Over the last decade of leading TerraCycle, however, my mindset has slowly migrated to the other side of this question. Today, I’m inclined to give as much transparency as possible. I say as much as possible because we don’t really give total transparency. Human-resource matters (such as company payroll or stock options), legal matters (of all kinds) and certain financial matters (like merger deals we’re working on) are not shared with the entire team. Instead they are shared with those who have responsibility over them.

But outside of these areas, our transparency is proactive and constant. All of our employees see everything — from what we invoiced that month to positive and negative changes with our clients — and they see it in great detail. Two years ago, we started a weekly reporting structure that requires every employee to send a weekly report to his or her manager. The manager comments back to the employee and then compiles the reports into a master departmental report.

This master report is then sent to every employee in the business, every two weeks. One week we do our United States departments, the following week we do international. I review each report and write detailed feedback to each department — trying to be very frank — and send that feedback is also sent to every employee. As a result, Mechi, who manages public relations for TerraCycle Argentina, will receive the same reports as Michael, our global vice president of brigades.

The benefits of this method have been astronomical. All of our 100 employees know exactly what is going on and can learn from what other departments are doing. It has created a feeling of ownership and trust, and it has fostered communication. It also brings issues to the forefront much faster than ever before and serves as our critical feedback engine — the feedback given by myself and by managers is not just fluff. So employees always know how they are doing and how their performance compares to their peers. (A friend of mine, David Hassel, recently started a company called 15Five.com, which automates this process.)

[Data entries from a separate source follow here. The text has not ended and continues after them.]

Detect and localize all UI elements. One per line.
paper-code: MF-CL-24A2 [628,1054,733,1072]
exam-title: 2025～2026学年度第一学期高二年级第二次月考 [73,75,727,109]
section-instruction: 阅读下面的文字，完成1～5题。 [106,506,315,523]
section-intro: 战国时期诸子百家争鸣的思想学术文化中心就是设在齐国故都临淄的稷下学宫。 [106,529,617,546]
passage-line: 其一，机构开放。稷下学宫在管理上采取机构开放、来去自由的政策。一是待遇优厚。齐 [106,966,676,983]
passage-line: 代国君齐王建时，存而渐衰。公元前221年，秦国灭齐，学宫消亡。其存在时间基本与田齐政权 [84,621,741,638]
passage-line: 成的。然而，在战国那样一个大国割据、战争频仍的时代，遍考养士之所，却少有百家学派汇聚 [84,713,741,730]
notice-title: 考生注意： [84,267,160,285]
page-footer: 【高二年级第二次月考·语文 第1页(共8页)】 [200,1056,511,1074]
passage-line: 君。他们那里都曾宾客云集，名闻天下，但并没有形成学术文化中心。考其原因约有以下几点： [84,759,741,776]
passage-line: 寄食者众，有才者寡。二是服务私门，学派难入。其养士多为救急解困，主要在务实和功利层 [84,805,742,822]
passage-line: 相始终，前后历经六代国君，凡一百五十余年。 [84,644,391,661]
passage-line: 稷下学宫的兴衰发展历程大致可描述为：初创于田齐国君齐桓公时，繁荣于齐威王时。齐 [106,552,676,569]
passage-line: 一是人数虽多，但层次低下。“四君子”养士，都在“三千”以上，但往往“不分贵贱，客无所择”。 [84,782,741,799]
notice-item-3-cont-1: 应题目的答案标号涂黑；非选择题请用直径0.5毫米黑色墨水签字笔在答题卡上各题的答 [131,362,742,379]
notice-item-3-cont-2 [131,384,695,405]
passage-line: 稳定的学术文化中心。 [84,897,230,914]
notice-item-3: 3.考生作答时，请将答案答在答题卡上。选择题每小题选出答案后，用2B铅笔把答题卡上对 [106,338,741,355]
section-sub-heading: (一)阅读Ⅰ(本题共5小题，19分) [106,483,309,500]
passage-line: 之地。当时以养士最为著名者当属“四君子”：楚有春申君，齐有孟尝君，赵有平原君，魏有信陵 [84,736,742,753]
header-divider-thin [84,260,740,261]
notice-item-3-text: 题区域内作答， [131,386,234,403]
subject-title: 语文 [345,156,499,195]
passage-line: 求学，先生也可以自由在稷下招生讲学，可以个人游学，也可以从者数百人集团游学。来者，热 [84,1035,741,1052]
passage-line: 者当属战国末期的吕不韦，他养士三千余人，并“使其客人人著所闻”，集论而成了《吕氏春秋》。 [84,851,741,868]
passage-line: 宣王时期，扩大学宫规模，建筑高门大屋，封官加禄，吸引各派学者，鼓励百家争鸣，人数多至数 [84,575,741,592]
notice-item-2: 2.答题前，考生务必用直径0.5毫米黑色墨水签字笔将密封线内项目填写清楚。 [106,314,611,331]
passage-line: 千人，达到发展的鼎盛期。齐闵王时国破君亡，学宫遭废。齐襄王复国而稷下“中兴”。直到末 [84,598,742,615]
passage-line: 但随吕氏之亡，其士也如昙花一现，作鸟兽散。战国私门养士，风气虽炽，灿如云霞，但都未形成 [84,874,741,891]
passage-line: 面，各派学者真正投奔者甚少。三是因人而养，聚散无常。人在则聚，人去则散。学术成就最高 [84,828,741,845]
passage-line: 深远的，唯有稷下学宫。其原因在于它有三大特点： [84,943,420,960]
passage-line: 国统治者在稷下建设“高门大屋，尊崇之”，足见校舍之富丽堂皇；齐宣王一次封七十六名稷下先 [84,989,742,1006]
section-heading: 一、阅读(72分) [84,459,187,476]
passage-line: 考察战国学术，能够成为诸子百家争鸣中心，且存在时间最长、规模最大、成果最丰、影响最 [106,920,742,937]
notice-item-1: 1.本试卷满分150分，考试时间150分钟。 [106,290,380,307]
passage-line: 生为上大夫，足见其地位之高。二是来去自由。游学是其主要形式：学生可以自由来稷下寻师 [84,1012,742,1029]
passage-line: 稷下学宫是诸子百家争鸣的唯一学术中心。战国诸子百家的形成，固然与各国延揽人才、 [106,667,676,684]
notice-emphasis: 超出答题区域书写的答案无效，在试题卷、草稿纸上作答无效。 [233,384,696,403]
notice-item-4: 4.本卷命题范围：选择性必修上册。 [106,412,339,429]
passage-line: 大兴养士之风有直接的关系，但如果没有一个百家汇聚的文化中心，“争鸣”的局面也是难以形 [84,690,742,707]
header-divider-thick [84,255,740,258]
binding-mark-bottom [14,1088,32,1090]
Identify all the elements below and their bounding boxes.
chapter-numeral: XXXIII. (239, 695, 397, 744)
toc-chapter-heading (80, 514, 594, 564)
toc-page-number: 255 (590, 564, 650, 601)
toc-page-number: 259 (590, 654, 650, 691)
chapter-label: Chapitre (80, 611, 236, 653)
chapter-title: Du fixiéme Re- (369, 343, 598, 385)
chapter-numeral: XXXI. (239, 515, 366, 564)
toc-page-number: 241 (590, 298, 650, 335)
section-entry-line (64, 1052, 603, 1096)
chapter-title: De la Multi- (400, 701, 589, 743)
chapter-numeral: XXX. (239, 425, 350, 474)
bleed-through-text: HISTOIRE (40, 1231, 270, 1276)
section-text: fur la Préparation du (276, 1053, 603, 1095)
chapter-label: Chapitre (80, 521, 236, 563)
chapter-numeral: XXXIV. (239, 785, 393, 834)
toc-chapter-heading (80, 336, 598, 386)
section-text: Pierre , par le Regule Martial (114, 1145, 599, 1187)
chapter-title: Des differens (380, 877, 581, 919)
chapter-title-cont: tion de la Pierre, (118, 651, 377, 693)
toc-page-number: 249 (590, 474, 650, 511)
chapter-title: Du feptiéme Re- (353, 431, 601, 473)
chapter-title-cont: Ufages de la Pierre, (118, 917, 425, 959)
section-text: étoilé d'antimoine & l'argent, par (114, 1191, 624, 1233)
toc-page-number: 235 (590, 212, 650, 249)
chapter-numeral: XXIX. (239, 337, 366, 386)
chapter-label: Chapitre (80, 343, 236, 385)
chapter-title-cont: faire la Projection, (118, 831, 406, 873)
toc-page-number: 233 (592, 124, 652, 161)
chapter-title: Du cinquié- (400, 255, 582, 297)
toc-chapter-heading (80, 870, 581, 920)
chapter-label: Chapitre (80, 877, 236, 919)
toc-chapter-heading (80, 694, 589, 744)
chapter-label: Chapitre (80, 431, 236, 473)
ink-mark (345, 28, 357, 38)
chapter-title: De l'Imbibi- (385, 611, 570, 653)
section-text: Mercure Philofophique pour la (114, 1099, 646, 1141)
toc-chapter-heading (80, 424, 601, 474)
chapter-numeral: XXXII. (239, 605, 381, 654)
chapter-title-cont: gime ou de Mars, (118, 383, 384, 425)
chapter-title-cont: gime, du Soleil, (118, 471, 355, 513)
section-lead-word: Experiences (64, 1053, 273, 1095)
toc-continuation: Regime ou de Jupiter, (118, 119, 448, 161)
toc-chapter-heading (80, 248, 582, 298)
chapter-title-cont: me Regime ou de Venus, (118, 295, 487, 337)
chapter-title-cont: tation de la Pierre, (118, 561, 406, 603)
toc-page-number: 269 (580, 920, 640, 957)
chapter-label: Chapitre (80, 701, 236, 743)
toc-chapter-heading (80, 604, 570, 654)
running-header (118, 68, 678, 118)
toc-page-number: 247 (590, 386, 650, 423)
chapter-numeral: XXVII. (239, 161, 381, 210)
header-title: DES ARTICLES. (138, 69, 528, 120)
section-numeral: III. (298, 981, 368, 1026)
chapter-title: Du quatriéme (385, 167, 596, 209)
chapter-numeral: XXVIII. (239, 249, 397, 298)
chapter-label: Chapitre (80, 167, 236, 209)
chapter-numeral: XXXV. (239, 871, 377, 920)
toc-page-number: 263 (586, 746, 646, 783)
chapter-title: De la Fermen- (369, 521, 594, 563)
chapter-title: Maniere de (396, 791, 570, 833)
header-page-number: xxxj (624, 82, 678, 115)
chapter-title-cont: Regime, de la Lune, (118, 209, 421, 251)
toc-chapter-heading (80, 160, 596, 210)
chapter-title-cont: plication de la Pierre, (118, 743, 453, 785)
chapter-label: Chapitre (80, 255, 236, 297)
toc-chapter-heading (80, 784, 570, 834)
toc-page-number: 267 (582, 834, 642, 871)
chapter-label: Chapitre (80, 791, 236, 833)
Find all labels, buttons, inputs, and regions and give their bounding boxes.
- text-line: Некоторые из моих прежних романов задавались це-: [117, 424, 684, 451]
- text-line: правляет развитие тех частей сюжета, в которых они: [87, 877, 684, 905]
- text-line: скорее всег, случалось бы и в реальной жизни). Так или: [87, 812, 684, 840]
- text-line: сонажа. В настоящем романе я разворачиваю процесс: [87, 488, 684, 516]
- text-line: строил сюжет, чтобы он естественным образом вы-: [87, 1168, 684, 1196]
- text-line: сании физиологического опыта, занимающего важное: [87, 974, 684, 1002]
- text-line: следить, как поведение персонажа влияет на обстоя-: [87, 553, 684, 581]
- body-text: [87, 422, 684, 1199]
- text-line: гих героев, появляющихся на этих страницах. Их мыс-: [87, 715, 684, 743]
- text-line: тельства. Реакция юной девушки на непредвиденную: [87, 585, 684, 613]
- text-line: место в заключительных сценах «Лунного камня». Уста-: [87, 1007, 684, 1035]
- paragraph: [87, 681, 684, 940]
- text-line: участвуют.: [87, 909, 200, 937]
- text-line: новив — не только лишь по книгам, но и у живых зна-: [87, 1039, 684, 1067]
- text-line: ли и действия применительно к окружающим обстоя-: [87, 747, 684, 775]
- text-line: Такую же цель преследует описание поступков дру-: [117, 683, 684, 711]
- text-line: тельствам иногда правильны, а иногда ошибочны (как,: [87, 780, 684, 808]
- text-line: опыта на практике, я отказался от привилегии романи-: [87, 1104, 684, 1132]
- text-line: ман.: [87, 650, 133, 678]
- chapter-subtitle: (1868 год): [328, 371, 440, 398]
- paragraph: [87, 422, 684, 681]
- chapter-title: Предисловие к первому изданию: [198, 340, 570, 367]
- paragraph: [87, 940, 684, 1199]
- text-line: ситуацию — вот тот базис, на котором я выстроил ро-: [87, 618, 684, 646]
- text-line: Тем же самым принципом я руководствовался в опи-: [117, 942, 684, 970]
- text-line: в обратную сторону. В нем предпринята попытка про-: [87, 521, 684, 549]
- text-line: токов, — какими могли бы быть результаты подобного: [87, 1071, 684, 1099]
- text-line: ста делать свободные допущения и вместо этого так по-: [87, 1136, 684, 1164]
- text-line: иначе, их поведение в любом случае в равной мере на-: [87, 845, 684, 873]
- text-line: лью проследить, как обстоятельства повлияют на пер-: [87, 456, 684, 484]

For example, we had a major retail success in Mexico earlier this year that involved Colgate and Wal-Mart. We deployed oral care waste collection programs (for your toothbrushes and toothpaste tubes) in every Wal-Mart in Mexico. Because of the weekly report procedure, our employs in other countries were able to see the program progress from planning to execution and were able to keep their local Colgate contacts up to speed, creating excitement and opportunities to do similar programs in other countries.

While we have not yet achieved 100 percent transparency, we have turned a non-transparent system into one that is as transparent as I think we can go.

Tom Szaky is the chief executive of TerraCycle, which is based in Trenton.